Pseudobulbar Effect (PBA): PBA is a neurological condition that occurs in people who have certain neurological factors, or more commonly some type of brain injury. These individuals experience emotional lability, also called emotional incontinence; here, they exhibit uncontrollable bouts of laughing or crying that start and stop abruptly without warning.
Parkinson's disease: Parkinson's is a nervous system disorder that affects people's ability to move, walk, and sometimes speak. Additionally, this disorder can cause a chemical imbalance that puts a person at risk for mood swings and emotional lability such as uncontrolled crying spells and tantrums. Parkinson's disease and depression are highly correlated because of the heavy emotional and physical toll of the disease.
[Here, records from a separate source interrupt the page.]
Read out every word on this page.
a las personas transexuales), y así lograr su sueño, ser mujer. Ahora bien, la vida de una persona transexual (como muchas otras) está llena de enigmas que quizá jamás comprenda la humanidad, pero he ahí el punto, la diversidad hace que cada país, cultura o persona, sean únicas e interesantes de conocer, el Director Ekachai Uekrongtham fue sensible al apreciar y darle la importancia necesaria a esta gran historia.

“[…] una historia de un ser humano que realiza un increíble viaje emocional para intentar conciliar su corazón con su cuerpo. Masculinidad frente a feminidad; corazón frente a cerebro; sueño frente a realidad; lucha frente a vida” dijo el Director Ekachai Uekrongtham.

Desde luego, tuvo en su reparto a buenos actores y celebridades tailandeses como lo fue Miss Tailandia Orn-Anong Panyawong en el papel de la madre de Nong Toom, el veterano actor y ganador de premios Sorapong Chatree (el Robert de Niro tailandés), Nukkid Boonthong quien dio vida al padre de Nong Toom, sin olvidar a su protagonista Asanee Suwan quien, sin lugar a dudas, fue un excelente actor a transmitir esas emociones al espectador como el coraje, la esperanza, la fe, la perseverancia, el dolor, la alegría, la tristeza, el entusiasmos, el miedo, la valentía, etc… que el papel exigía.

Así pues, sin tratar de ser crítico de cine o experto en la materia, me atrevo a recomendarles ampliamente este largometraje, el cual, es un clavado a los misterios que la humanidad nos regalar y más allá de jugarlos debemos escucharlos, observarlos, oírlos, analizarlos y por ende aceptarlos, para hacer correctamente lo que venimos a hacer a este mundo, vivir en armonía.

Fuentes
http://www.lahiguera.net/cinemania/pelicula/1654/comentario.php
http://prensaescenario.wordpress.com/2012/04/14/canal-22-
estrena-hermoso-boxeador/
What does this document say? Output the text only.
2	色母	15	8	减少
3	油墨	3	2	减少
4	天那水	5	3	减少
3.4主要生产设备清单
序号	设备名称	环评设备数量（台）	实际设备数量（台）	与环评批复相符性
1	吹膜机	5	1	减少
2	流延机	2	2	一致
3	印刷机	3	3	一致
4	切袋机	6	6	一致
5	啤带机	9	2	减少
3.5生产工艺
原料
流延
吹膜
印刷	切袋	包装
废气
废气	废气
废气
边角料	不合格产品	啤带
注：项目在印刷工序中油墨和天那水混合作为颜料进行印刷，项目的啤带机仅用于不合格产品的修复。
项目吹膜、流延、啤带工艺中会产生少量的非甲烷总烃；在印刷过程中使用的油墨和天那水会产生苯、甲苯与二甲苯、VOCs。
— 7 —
Effects of Uncontrollable Crying

The experience of uncontrollable crying can be confusing and frustrating, especially if you don't know why it's happening. Whatever the reason for crying, spells can affect various areas of a person's life as they can interfere with routine and feelings of stability. While these spells are not that common, many people learn to live with them and seek help when needed.
The effects of uncontrollable crying can include:
- Insulation
- Missing important events
- Social embarrassment
-Limited connection with others
- Potential problems at work, school or outside of a hobby
- Difficult feelings surrounding crying

How to Stop Uncontrollable Crying?

It can be hard to imagine how crying spells can be stopped when they are for no reason and are unpredictable. However, there are ways to prevent and slow these crying spells, including distraction, tracking your triggers, and the ability to relax.
Here are 8 ways to stop or limit uncontrollable crying:
1- Engage in relaxation skills such as breathing deeply through your nose, putting your tongue on your palate to slow your brain down, and breathing work like progressive muscle relaxation.
2. Find healthy distractions like focusing on another event, changing your thought process (i.e. stopping thinking), or counting some of the space around you.
3- Practice grounding techniques such as turning a ring on your hand to touch it, counting what you can smell or hear, or pinching your skin if it helps.
4-Change your environment by doing walking meditation and give yourself a break from the current stimuli.
5-Get in touch with the benefits of nature that can reduce stress, anxiety and depressive feelings. Access to nature can be done through adventure therapy or ecotherapy.
6-Activate nerves in your body, such as your vagus nerve (done by relaxing your stomach), which can help your brain calm you physically and mentally.
7-Log your crying episodes to track down where a pattern, trigger, or particular stimulus might play a role.
8- If possible and feasible, consider exercise that can help release dopamine to make you feel better and potentially change your mood.

When to Get Help?

If you are experiencing uncontrollable crying spells, you may be wondering whether to seek professional help. Professional help is always an option, especially if you're struggling with mental health symptoms and additional problems with spells. If you are experiencing significant life stressors in various areas of your life, the best way forward is to process what is happening and seek help on how to cope.
People rarely cry for absolutely no reason. If you cry a lot, feel bad, or think your emotional outbursts are causing problems in your daily life, it may be time to see a healthcare professional.
Unusually crying can be a sign of depression, anxiety or other conditions. Fortunately, most causes of unexplained crying can be managed and treated. If your crying is disrupting your routines, causing embarrassment, or is accompanied by other symptoms, you can seek help from a mental health professional to rule out an underlying condition.